Some high-school students get school-issued detentions for unacceptable behavior. Detentions aren't the same as suspensions, and are usually served before or after school. Students get detentions for tardiness or disruptive behavior and are usually allowed to turn in all academic assignments. Administrators might call parents, depending on the school's policies and the seriousness of the offense. Most college admissions committees don't request high-school records, other than transcripts and standardized test scores.

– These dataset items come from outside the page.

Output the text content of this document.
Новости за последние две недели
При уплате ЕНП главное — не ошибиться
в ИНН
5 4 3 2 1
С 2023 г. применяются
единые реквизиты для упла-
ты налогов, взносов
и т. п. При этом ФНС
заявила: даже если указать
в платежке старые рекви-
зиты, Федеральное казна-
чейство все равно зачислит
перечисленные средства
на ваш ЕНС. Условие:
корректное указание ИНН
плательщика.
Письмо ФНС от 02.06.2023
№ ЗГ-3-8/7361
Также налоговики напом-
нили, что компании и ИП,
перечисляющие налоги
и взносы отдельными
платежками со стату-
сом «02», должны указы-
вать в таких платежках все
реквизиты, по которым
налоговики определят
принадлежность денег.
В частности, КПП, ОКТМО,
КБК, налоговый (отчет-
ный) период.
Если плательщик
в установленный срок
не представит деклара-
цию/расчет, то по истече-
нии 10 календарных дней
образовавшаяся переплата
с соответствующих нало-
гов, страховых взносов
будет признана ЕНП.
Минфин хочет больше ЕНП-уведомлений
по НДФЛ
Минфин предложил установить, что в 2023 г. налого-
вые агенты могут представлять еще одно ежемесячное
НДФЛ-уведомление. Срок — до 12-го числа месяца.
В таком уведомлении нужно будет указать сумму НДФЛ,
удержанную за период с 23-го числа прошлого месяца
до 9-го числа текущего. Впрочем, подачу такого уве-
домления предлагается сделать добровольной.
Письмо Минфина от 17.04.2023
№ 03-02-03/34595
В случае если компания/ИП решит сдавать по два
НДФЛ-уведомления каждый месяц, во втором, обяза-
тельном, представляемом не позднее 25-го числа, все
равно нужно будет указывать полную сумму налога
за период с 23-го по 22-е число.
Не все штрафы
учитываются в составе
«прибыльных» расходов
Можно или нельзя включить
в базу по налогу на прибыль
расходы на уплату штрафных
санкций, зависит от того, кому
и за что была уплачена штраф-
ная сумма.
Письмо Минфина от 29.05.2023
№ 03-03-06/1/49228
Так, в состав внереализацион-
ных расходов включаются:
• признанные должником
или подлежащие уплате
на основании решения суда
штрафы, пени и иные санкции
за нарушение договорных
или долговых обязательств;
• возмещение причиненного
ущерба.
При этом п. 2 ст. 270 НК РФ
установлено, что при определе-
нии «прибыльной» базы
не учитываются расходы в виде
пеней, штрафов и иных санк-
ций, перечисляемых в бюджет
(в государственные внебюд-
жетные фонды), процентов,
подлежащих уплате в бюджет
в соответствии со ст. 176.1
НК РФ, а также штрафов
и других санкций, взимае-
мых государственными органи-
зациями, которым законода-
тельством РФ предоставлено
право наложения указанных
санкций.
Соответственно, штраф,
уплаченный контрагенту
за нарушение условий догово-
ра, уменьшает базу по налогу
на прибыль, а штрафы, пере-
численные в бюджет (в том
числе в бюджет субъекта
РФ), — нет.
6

Most college admissions committees evaluate academic transcripts and SAT or ACT scores, and don't need students' high-school files. They aren't concerned about minor high-school offenses such as tardies or immature classroom behavior. Some college applications ask questions about illegal activity, such as whether the student has been arrested, but those issues are more serious and extend beyond the bounds of high-school detentions. College students are treated as adults, so minor, infrequent detentions carry little weight.
Option to Contest
Students and parents can contest items that are placed in high-school records if they feel the content is unjust, according to the Family Educational Rights and Privacy Act. Schools have an appeal process, so students and parents can request to have specific documents, such as detentions, removed. Education boards and administrators conduct official hearings and evaluate requests to determine the significance of the offenses and whether detentions were been unfairly issued. They might interview teachers to ensure detentions weren't issued out of spite or anger. According to FERPA, high schools must have written permission from parents or eligible students who are at least 18 to release information from student education records.
A Fresh Start
Other than documents included in the application process, a student's college records start fresh. Most universities consider college a new beginning, and only keep records moving forward. For example, if a student has a history of getting detentions for tardiness in high school, excessive tardiness in college can lead to bad grades and spoken or unspoken disapproval from professors. Instructors don't need high-school records to prove a point or hold students accountable for their behavior. College instructors put the full weight of responsibility on students' shoulders and don't have time to evaluate past high school problems.
Students often need high-school teachers to complete reference forms as part of the college application process. Teachers who are aware of disciplinary problems, such as detentions, might mention them on reference forms or reference letters. For example, Syracuse University in New York requires high school teachers to complete a questionnaire as part of the application process. Teachers must rank students on their work habits, character and personal qualities, in addition to their academic strengths.